Assurances vie: La fiscalité en cas de succession

La distinction entre l’assurance vie et le droit des successions

fiscalité en cas de successionUne assurance vie est régie par le Code des assurances et échappe donc aux règles successorales prévues par le Code civil. Par conséquent, l’épargne transmise par un contrat d’assurance vie ne fait pas partie de la succession d’un défunt. Cette règle permet ainsi de contourner les lois qui régissent la transmission par héritage qui peut coûter cher. Il n’est effectivement pas possible en France de léguer librement tout son patrimoine aux personnes de son choix.

Le Code civil prévoit que si des enfants sont en vie au moment du décès du parent, ces derniers doivent obligatoirement hériter d’une fraction de la succession, appelée la part réservataire. Elle représente la moitié de la succession si le défunt laisse un enfant, deux tiers de la succession pour deux enfants soit un tiers pour chacun, et trois quart de la succession au-delà de trois enfants qui partageront l’héritage à parts égales. L’assurance vie ne faisant pas partie de l’héritage, les capitaux peuvent en principe être transmis à votre guise.

L’assurance vie, un outil de transmission du patrimoine financier

L’assurance-vie est un placement financier qui permet non seulement d’épargner mais également de transmettre un capital en cas de décès. Le placement financier du défunt devient dès lors un instrument de succession à la fiscalité particulièrement avantageuse. En effet, le souscripteur a désigné un ou plusieurs bénéficiaires via la clause bénéficiaire qui permet de donner une somme d’argent aux personnes de son choix en dehors du droit de succession.
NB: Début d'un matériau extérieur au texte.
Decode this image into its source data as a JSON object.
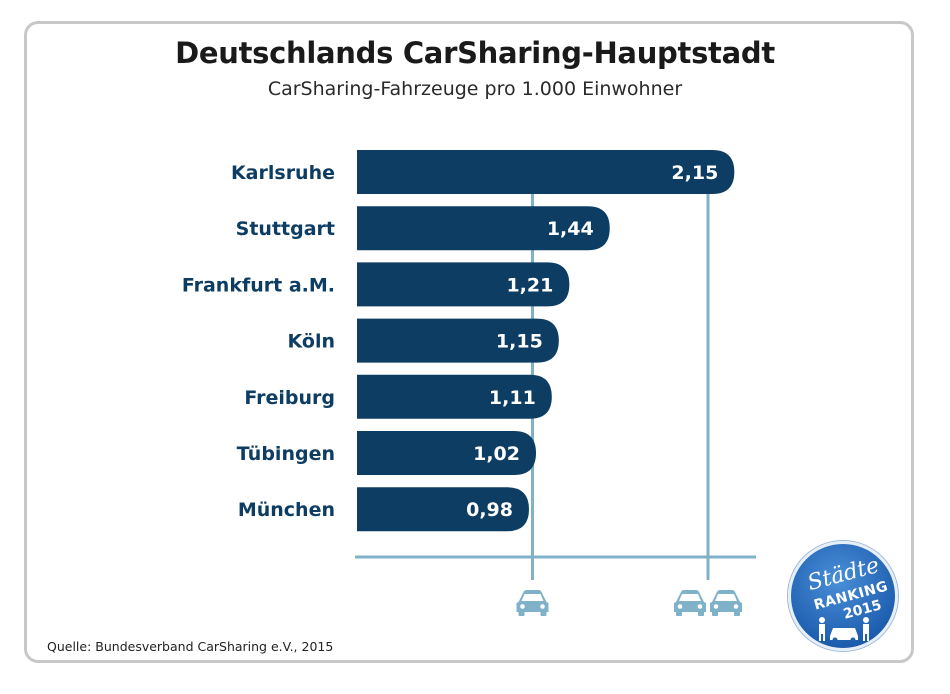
{
  "title": "Deutschlands CarSharing-Hauptstadt",
  "subtitle": "CarSharing-Fahrzeuge pro 1.000 Einwohner",
  "source": "Quelle: Bundesverband CarSharing e.V., 2015",
  "badge": {
    "line1": "Städte",
    "line2": "RANKING",
    "line3": "2015"
  },
  "colors": {
    "bar": "#0e3d63",
    "label": "#0e3d63",
    "grid": "#7fb2c8",
    "car_icon": "#7fb2c8"
  },
  "chart_data": {
    "type": "bar",
    "orientation": "horizontal",
    "title": "Deutschlands CarSharing-Hauptstadt",
    "subtitle": "CarSharing-Fahrzeuge pro 1.000 Einwohner",
    "categories": [
      "Karlsruhe",
      "Stuttgart",
      "Frankfurt a.M.",
      "Köln",
      "Freiburg",
      "Tübingen",
      "München"
    ],
    "values": [
      2.15,
      1.44,
      1.21,
      1.15,
      1.11,
      1.02,
      0.98
    ],
    "value_labels": [
      "2,15",
      "1,44",
      "1,21",
      "1,15",
      "1,11",
      "1,02",
      "0,98"
    ],
    "xlim": [
      0,
      2.25
    ],
    "reference_lines": [
      {
        "value": 1,
        "icon": "one-car-icon"
      },
      {
        "value": 2,
        "icon": "two-cars-icon"
      }
    ],
    "grid": false,
    "legend": "none"
  }
}
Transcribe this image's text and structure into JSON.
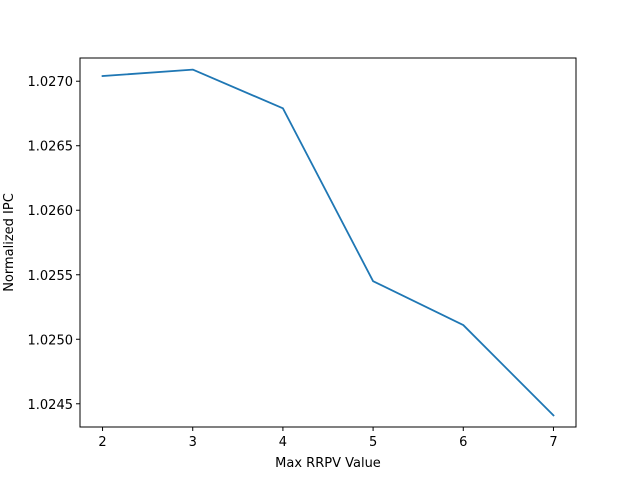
{
  "chart_data": {
    "type": "line",
    "title": "",
    "xlabel": "Max RRPV Value",
    "ylabel": "Normalized IPC",
    "x": [
      2,
      3,
      4,
      5,
      6,
      7
    ],
    "series": [
      {
        "values": [
          1.02704,
          1.02709,
          1.02679,
          1.02545,
          1.02511,
          1.02441
        ],
        "color": "#1f77b4"
      }
    ],
    "xlim": [
      1.75,
      7.25
    ],
    "ylim": [
      1.02432,
      1.02718
    ],
    "xticks": [
      2,
      3,
      4,
      5,
      6,
      7
    ],
    "xtick_labels": [
      "2",
      "3",
      "4",
      "5",
      "6",
      "7"
    ],
    "yticks": [
      1.0245,
      1.025,
      1.0255,
      1.026,
      1.0265,
      1.027
    ],
    "ytick_labels": [
      "1.0245",
      "1.0250",
      "1.0255",
      "1.0260",
      "1.0265",
      "1.0270"
    ],
    "grid": false,
    "legend": "none"
  }
}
Le capital transféré aux bénéficiaires est alors soumis à la fiscalité successorale spécifique de l’assurance vie. Il est tout à fait possible d’établir une stratégie financière en répartissant le patrimoine entre les actifs successoraux classiques et ceux de l’assurance vie afin d’optimiser sa fiscalité et son imposition lors de la transmission. En d’autres termes, les impôts seront moins élevés au moment de l’héritage grâce à l’assurance vie. Pour cela, il est primordial de prendre le temps de réfléchir à la rédaction de la clause successoral d’assurance vie et d’en informer les bénéficiaires durant la phase d’épargne et en amont de la succession. En l’absence de nom(s) dans la clause bénéficiaire, le capital rentrera dans l’actif successoral et se voit taxer par les droits de succession classiques.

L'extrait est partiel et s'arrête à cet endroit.